Oleh Pipi Kaira
Waktu dan kesempatan adalah dua hal yang senantiasa Tuhan berikan semurah-murahnya kepada kita. Betapa Tuhan baik hati, karena dalam waktu Tuhan selalu menyertakan kesempatan untuk berbuat kepada kita.
Sahabat, perlu digarisbawahi bahwa, “Tuhan tidak akan pernah mengirim surat tagihan tentang waktu dan kesempatan itu, kelak.” Dan hebatnya Dia pun tidak pernah memintanya kembali apa yang telah Dia berikan. God is merciful.
All are given the same rights.

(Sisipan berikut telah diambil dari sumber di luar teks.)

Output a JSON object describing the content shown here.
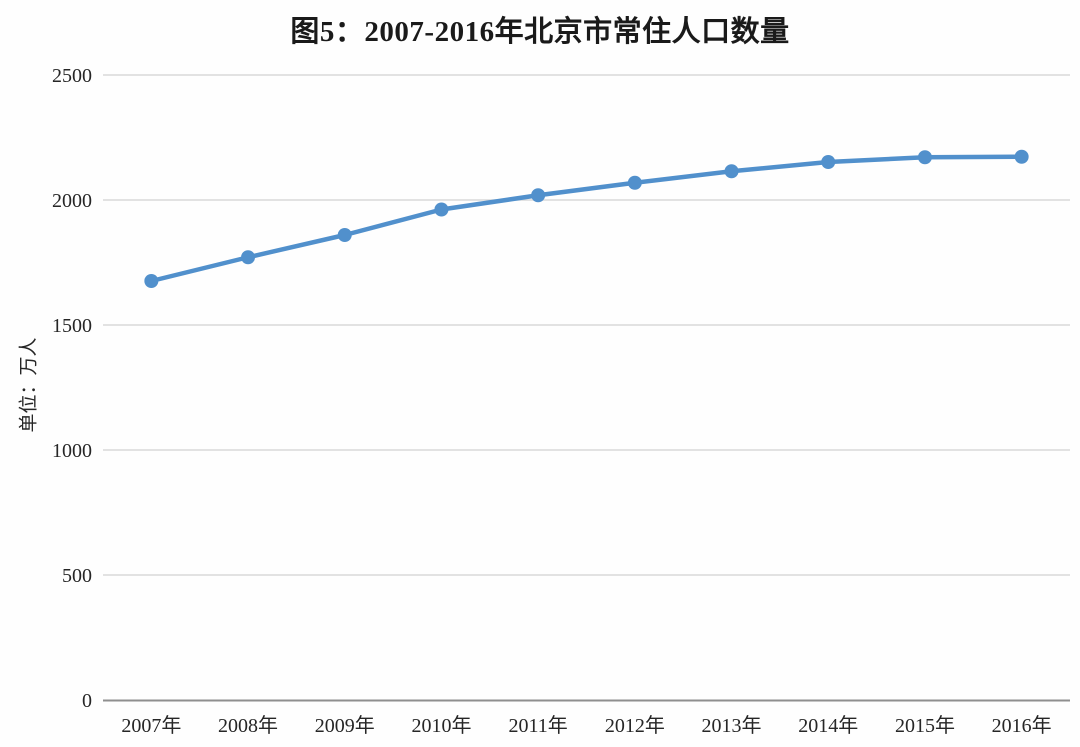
{
  "title": "图5：2007-2016年北京市常住人口数量",
  "colors": {
    "line": "#5190CC",
    "marker": "#5190CC",
    "grid": "#D9D9D9",
    "axis": "#8F8F8F",
    "text": "#262626",
    "title_text": "#1A1A1A",
    "background": "#FEFEFE"
  },
  "chart_data": {
    "type": "line",
    "title": "图5：2007-2016年北京市常住人口数量",
    "categories": [
      "2007年",
      "2008年",
      "2009年",
      "2010年",
      "2011年",
      "2012年",
      "2013年",
      "2014年",
      "2015年",
      "2016年"
    ],
    "values": [
      1676,
      1771,
      1860,
      1962,
      2019,
      2069,
      2115,
      2152,
      2171,
      2173
    ],
    "xlabel": "",
    "ylabel": "单位：万人",
    "ylim": [
      0,
      2500
    ],
    "yticks": [
      0,
      500,
      1000,
      1500,
      2000,
      2500
    ],
    "grid": true,
    "legend": false,
    "marker": "circle"
  }
}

Aku dan kamu juga mereka. Kita diberikan jumlah detik yang sama dan jumlah kesempatan yang sama pula di dalam hidup. Di setiap nafas kita. Tetapi jalan mengapa setiap orang selalu berbeda. Aku dan kamu juga mereka. Mengapa?
Yah, bagiku *semoga bagimu* hidup sejatinya bukanlah sebuah pilihan, loh. Karena kita tidak bisa memilih takdir untuk ‘tidak hidup’, bukan? Berarti kita ‘dipaksa’ oleh Tuhan untuk hidup. Sesungguhnya ada pesan khusus yang kadang menjadi kabur oleh tipu daya dunia, bahwa sejatinya Tuhan juga ‘memaksa kita’ harus ‘aktif’ dalam menjalani hidup ini.

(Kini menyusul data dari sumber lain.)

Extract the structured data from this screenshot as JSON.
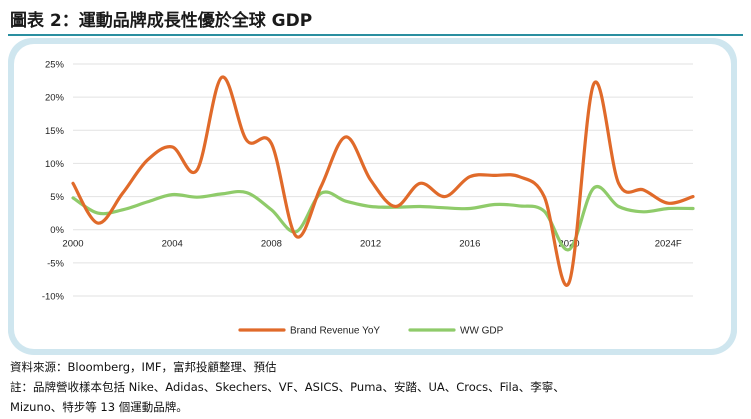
{
  "header": {
    "title": "圖表 2：運動品牌成長性優於全球 GDP",
    "accent_color": "#2a8fa0"
  },
  "panel": {
    "background_color": "#cfe6ef"
  },
  "chart_data": {
    "type": "line",
    "title": "",
    "xlabel": "",
    "ylabel": "",
    "x_ticks": [
      "2000",
      "2004",
      "2008",
      "2012",
      "2016",
      "2020",
      "2024F"
    ],
    "x_tick_years": [
      2000,
      2004,
      2008,
      2012,
      2016,
      2020,
      2024
    ],
    "x_range": [
      2000,
      2025
    ],
    "y_ticks": [
      "25%",
      "20%",
      "15%",
      "10%",
      "5%",
      "0%",
      "-5%",
      "-10%"
    ],
    "y_tick_values": [
      25,
      20,
      15,
      10,
      5,
      0,
      -5,
      -10
    ],
    "ylim": [
      -10,
      25
    ],
    "grid": true,
    "legend_position": "bottom",
    "x": [
      2000,
      2001,
      2002,
      2003,
      2004,
      2005,
      2006,
      2007,
      2008,
      2009,
      2010,
      2011,
      2012,
      2013,
      2014,
      2015,
      2016,
      2017,
      2018,
      2019,
      2020,
      2021,
      2022,
      2023,
      2024,
      2025
    ],
    "series": [
      {
        "name": "Brand Revenue YoY",
        "color": "#e06a2a",
        "values": [
          7,
          1,
          5.5,
          10.5,
          12.5,
          9,
          23,
          13.5,
          13,
          -1,
          6.5,
          14,
          7.5,
          3.5,
          7,
          5,
          8,
          8.2,
          8,
          5,
          -8,
          22,
          7,
          6,
          4,
          5
        ]
      },
      {
        "name": "WW GDP",
        "color": "#8fcb6a",
        "values": [
          4.8,
          2.5,
          3,
          4.2,
          5.3,
          4.9,
          5.4,
          5.6,
          3,
          -0.3,
          5.5,
          4.3,
          3.5,
          3.4,
          3.5,
          3.3,
          3.2,
          3.8,
          3.6,
          2.8,
          -3,
          6.3,
          3.5,
          2.7,
          3.2,
          3.2
        ]
      }
    ]
  },
  "notes": {
    "source": "資料來源：Bloomberg，IMF，富邦投顧整理、預估",
    "note_line1": "註：品牌營收樣本包括 Nike、Adidas、Skechers、VF、ASICS、Puma、安踏、UA、Crocs、Fila、李寧、",
    "note_line2": "Mizuno、特步等 13 個運動品牌。"
  }
}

Mengapa ada orang yang sukses, sangat sukses, gagal, sangat gagal, dan ada yang biasa saja?
Termasuk dimanakah kita? Ingat, meskipun waktu dan kesempatan diberikan oleh Tuhan sedemikian murah-murahnya, tetapi cukupkah kita berpuas dengan keduanya?
Bagiku *semoga bagimu* tidak seperti itu. Karena hidup sebenarnya bukanlah tentang “Memiliki banyak waktu yang sama”, tetapi hidup adalah tentang sebuah “KEBERANIAN” untuk mengambil dan menggunakan kesempatan di waktu. Dobrak waktu dengan kesempatan yang kita pilih. Life is about a courage to take and use the opportunity.

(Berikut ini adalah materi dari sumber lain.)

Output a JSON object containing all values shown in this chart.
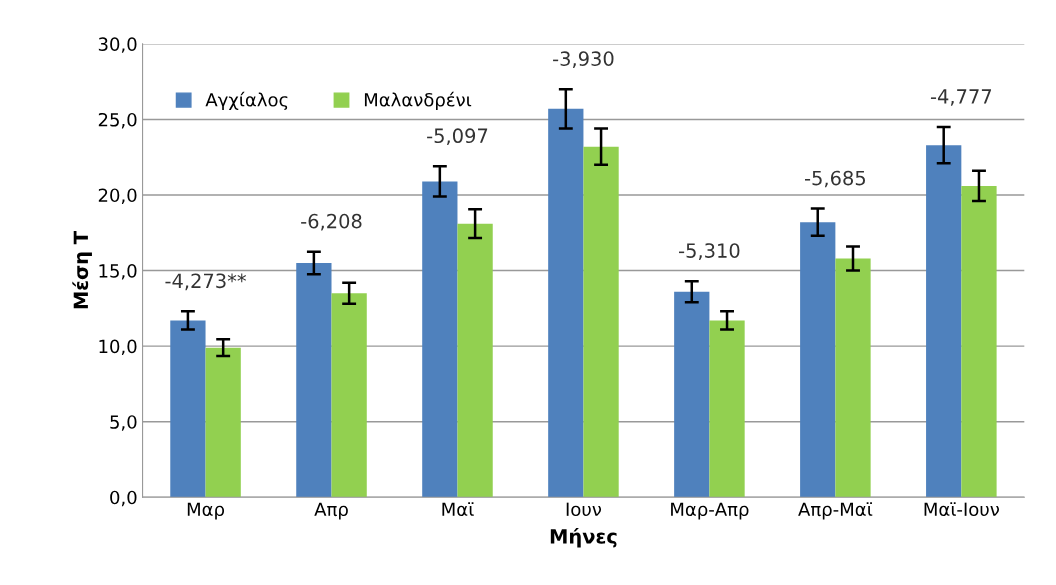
{
  "chart_data": {
    "type": "bar",
    "xlabel": "Μήνες",
    "ylabel": "Μέση Τ",
    "categories": [
      "Μαρ",
      "Απρ",
      "Μαϊ",
      "Ιουν",
      "Μαρ-Απρ",
      "Απρ-Μαϊ",
      "Μαϊ-Ιουν"
    ],
    "series": [
      {
        "name": "Αγχίαλος",
        "color": "#4f81bd",
        "values": [
          11.7,
          15.5,
          20.9,
          25.7,
          13.6,
          18.2,
          23.3
        ],
        "errors": [
          0.6,
          0.75,
          1.0,
          1.3,
          0.7,
          0.9,
          1.2
        ]
      },
      {
        "name": "Μαλανδρένι",
        "color": "#92d050",
        "values": [
          9.9,
          13.5,
          18.1,
          23.2,
          11.7,
          15.8,
          20.6
        ],
        "errors": [
          0.55,
          0.7,
          0.95,
          1.2,
          0.6,
          0.8,
          1.0
        ]
      }
    ],
    "ylim": [
      0,
      30
    ],
    "yticks": [
      {
        "value": 0,
        "label": "0,0"
      },
      {
        "value": 5,
        "label": "5,0"
      },
      {
        "value": 10,
        "label": "10,0"
      },
      {
        "value": 15,
        "label": "15,0"
      },
      {
        "value": 20,
        "label": "20,0"
      },
      {
        "value": 25,
        "label": "25,0"
      },
      {
        "value": 30,
        "label": "30,0"
      }
    ],
    "grid": "y",
    "legend": "top left",
    "annotations": [
      "-4,273**",
      "-6,208",
      "-5,097",
      "-3,930",
      "-5,310",
      "-5,685",
      "-4,777"
    ]
  }
}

Hm … Lalu mengapa “Hidup harus seperti KUDA?”
Hidup kita –kebanyakan dan biasanya- hanya mengalir seadanya. Selengah kita. Sesampai pada tujuan kita. Seperti cita-cita jauuuuh dari kita! Bahkan hidup pun seperti tak pernah punya mimpi. Pasif! Tidak pernah berusaha berjalan cepat bahkan apalagi, kok, berlari.
Bagaimana mau sukses sesukses suksesnya? Bahkan, ujung-ujungnya, bisa menjadi manusia yang gagal segagal gagalnya!
Tetapi lihat dan renungkan ketika kuda berderap! Begitu juga ketika kuda berlari!
Ketika berjalan atau berderap, kuda menggunakan kedua kakinya dengan anggun. Kaki sebelah kanan menghentak pelan seirama, kemudian disusul kedua belah kaki kiri berpacu indah. Anggun!!
Namun ketika berlari? Dia pukul tanah sekuat-kuatnya dengan kuku kedua kaki depan, lalu ia tusukkan tapal kaki belakang lebih keras lagi hingga memendar api darinya. Gagah!! Perkasa!!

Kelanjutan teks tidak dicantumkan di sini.